Black students at UCLA law campus
Black students at UCLA law campus

"Stop being a sensitive n****r."

This note was allegedly found in a mailbox at the UCLA (University of California, Los Angeles), Southern California, the Huffington Post reported.

This was the latest of a series of discriminatory behaviours at the law campus, where racial tensions were sparked few months before the episode with the note.

Students at the school started wearing "Team Sander" T-shirts in support of a law professor named Richard Sander, whose scholarship is racially charged.

According to Elie Mystal, law student at UCLA: "People knew exactly what they were doing with their offensive shirts and, at best, you'll hear some after-the-fact rationalisation from students who claim to be just stupid enough to 'not even see race'."

In response to the T-shirts, black students on campus organised an awareness campaign to bring attention to the racial divisiveness on campus.

They created a YouTube video, called "33" in which they expressed their preoccupations and their feelings over the racist behaviour which was spreading in the school.

The students argued that they don't feel "safe" on the UCLA Law campus and they feel "a lot of pressure" .

"It feels isolating, it feels horrible," said a girl in the video.

Students who felt, somehow, targeted by the video aimed at raising awareness on discrimination, started ripping off posters and flyers from the Black Law Students Association.

One black woman complained that a white student stopped her in a lift and questioned her about her "crime-ridden neighbourhood".

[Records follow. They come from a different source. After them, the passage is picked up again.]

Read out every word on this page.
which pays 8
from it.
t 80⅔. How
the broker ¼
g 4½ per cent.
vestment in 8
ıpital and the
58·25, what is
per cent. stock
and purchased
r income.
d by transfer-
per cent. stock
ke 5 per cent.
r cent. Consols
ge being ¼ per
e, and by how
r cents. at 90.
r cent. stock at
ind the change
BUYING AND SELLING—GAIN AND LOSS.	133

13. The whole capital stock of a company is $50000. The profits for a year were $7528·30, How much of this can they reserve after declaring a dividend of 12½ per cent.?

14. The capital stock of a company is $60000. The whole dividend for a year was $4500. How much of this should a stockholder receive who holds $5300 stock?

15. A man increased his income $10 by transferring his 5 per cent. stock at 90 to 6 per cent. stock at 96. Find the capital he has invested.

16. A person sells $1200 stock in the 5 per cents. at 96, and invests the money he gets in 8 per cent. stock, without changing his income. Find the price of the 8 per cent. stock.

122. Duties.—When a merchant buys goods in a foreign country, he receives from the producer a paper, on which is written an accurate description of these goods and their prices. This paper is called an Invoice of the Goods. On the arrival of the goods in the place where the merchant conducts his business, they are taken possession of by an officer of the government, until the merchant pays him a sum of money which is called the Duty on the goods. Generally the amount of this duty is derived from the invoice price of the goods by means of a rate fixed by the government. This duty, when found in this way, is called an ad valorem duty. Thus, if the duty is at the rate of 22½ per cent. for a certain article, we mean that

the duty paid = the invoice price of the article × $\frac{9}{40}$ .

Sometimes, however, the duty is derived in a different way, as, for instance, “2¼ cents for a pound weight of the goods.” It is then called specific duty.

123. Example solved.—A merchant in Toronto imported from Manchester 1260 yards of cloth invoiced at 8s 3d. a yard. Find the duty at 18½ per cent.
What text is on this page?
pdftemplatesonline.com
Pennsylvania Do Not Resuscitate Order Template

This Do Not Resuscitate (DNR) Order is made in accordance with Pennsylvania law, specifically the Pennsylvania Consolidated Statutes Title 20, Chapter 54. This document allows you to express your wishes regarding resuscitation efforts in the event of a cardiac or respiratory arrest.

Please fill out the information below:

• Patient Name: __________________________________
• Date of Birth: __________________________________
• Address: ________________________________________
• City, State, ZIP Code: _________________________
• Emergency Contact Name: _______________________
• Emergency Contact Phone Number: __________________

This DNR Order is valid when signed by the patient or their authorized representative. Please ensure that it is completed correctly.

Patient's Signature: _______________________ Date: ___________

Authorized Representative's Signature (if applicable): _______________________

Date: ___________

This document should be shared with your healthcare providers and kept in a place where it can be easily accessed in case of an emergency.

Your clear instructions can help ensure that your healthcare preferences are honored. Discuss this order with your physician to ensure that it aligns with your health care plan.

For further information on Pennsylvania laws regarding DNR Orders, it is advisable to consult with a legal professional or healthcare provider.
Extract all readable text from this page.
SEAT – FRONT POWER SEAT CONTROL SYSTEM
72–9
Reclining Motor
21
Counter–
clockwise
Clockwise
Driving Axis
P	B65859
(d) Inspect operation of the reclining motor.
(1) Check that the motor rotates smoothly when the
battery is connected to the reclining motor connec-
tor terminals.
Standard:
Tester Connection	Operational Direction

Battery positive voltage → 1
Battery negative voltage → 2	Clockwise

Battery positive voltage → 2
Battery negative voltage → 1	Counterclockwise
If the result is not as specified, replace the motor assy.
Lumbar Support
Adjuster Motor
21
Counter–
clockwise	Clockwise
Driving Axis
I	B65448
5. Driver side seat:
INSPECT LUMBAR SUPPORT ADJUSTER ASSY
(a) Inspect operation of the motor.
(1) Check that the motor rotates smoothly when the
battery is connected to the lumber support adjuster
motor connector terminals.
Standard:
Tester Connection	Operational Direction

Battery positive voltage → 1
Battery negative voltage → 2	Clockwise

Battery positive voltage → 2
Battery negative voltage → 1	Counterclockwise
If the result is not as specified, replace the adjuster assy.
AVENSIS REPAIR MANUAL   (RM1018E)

Black students, in response, continued their protests on social media and the internet and changed their Facebook profile pictures to a photo of a blackboard with a sentence written on it: "Today at UCLA Law, the hostile, racist campus climate continues".

racism at UCLA

UCLA Law dean Rachel Moran told Mystal: "We recognise that racial issues exist across the campus, not just in the law school. In fact, just today Chancellor Block issued a special announcement about the need to redouble our diversity efforts in the wake of Proposition 209, which prohibited affirmative action in admissions at any public college or university in California."

"At the Law School, my staff and I are taking concrete steps — such as workshops, vigorous outreach and curricular reform — to advance diversity and racial tolerance," Moran continued.

Students of a law school are supposed to study to be able to apply rules which are above any types of distinctions and discriminations and which are (or must be), at all times, accompanied by a strong sense of equality.

However, more has to be done to reinforce the concept of proposition 209, according to which the state shall not discriminate individuals on the basis of race, gender and ethnicity.

At the moment, this principle of fairness is circumscribed only to the document which it is written on.

It is very disconcerting, therefore, that people who will one day become judges and lawyers in a country which represents multiculturalism at its finest, are the perpetrators of racial discriminations and act against the inner principle of equality endorsed by law.